Fernando Sánchez. Secretario de Organización del PCE 20/07/2017

Los documentos que presentamos para el debate de la segunda fase del XX Congreso del PCE son fruto de un proceso participativo que tenía como objetivo centrar el debate en aquellas cuestiones que más interesaban al conjunto de la militancia.

Como muchos recordaréis, desde el Comité Federal se remitió, a finales del pasado año, un cuestionario para que fuese respondido por las organizaciones del partido y utilizar sus conclusiones para la elaboración de dichos documentos. Más de cien organizaciones (desde agrupaciones a plenos de los distintos CC de federaciones) remitieron sus respuestas al Comité Federal.

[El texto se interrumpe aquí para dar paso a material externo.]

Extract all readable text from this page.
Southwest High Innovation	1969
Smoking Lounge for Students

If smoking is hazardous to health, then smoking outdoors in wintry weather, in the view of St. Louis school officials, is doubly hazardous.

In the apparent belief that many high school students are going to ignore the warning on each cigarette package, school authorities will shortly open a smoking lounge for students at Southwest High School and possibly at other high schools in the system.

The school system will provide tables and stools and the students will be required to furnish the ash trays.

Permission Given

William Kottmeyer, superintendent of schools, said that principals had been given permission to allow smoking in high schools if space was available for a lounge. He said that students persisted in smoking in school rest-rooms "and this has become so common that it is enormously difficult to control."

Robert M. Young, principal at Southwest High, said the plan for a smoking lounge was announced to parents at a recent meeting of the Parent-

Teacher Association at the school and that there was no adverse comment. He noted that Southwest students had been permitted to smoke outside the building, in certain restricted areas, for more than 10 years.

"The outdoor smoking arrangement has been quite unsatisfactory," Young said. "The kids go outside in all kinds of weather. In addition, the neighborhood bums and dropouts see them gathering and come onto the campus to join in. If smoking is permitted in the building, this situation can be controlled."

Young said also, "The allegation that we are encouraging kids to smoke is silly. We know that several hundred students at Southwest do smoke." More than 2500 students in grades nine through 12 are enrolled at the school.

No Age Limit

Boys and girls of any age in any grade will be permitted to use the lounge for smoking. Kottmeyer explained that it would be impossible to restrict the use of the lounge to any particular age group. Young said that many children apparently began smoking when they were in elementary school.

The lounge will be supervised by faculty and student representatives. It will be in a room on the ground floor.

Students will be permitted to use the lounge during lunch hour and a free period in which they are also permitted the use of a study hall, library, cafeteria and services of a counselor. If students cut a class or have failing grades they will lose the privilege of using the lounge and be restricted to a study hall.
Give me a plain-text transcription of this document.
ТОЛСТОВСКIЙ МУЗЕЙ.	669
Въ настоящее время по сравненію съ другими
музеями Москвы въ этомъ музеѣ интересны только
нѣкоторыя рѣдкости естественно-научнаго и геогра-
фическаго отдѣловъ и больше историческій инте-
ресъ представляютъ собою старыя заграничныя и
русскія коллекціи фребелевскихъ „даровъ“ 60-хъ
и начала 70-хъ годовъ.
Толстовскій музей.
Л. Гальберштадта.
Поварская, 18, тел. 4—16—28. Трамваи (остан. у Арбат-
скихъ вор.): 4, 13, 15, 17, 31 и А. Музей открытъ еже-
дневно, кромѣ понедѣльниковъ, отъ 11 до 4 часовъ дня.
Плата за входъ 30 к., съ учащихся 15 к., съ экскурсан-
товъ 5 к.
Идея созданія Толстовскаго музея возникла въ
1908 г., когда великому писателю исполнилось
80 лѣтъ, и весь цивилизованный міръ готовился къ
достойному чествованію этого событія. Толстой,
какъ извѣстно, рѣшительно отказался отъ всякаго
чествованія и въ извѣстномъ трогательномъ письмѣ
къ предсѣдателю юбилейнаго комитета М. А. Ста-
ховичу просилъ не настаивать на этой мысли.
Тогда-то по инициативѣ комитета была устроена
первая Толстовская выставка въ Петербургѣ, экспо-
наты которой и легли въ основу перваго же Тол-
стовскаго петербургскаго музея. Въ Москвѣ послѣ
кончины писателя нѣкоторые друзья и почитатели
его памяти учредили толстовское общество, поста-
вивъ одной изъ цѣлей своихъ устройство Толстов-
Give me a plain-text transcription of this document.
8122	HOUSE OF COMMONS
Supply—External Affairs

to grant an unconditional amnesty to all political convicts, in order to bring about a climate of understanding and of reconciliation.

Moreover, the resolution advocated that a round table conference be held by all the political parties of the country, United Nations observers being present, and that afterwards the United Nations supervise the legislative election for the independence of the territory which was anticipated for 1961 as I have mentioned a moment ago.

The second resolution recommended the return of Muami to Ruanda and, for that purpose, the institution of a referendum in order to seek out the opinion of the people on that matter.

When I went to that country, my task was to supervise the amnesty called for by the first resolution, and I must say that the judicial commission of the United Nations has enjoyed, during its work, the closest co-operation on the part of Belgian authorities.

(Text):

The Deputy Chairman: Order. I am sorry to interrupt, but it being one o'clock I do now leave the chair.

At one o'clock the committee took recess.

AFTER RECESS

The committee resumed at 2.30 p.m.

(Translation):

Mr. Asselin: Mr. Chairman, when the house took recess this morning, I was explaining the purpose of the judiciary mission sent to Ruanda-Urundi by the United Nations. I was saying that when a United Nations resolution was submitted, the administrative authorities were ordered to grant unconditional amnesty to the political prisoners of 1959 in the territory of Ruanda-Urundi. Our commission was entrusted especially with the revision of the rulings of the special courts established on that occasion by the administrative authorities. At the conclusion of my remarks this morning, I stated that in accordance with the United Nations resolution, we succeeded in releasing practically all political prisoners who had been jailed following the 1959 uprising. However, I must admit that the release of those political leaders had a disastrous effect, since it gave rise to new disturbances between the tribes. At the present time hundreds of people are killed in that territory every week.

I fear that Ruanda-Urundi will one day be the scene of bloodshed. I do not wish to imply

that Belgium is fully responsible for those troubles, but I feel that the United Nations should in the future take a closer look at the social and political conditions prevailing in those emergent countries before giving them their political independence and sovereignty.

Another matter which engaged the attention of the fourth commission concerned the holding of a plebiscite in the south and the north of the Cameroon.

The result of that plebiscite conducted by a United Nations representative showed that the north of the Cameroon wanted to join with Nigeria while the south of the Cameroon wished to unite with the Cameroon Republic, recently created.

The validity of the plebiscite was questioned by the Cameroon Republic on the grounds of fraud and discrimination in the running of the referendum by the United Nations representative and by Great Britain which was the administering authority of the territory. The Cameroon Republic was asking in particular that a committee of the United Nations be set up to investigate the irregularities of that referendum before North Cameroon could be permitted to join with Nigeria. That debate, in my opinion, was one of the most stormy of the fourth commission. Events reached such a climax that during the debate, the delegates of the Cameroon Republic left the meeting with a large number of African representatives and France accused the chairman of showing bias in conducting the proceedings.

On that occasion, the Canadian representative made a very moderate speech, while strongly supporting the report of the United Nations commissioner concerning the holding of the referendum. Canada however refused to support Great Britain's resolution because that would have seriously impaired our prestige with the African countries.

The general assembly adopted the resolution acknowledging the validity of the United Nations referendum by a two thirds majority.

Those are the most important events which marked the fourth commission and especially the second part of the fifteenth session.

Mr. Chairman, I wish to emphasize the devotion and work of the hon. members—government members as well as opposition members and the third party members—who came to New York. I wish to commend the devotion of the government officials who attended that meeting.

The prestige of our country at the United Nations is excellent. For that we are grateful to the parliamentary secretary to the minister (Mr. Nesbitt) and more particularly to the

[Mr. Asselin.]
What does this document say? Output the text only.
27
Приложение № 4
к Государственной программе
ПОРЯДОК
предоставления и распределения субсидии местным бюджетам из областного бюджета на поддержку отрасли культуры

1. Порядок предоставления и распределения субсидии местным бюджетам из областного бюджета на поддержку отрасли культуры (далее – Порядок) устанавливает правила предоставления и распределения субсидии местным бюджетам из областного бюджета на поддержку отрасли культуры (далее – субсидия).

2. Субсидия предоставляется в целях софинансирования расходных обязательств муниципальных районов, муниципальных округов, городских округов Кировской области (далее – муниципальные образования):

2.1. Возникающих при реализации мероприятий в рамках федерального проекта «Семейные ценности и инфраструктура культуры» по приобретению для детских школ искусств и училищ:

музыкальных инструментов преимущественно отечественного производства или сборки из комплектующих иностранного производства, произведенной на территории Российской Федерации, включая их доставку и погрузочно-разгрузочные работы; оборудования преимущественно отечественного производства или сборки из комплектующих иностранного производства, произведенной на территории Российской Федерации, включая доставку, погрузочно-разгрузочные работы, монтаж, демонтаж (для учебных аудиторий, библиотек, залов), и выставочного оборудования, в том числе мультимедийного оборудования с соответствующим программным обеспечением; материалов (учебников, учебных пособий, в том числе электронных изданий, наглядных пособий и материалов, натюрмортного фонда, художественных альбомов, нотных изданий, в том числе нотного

De ellas, setenta respondieron a lo planteado sobre cuestiones organizativas.

Llama positivamente la atención el alto nivel de coincidencia en cuanto al diagnóstico de nuestra organización y las propuestas para mejorar nuestro modelo organizativo, desde la recuperación del carácter leninista del partido, y el modelo que ello implica, hasta situar a nuestro partido y su militancia como motor del conflicto social y laboral.

Planificación y evaluación del trabajo realizado, dar una tarea a cada camarada, reducir el número de miembros de los órganos de dirección y que éstos sean más operativos, más formación política e ideológica y favorecer la adscripción de la militancia a estructuras de trabajo sectorial son las conclusiones que más se repiten.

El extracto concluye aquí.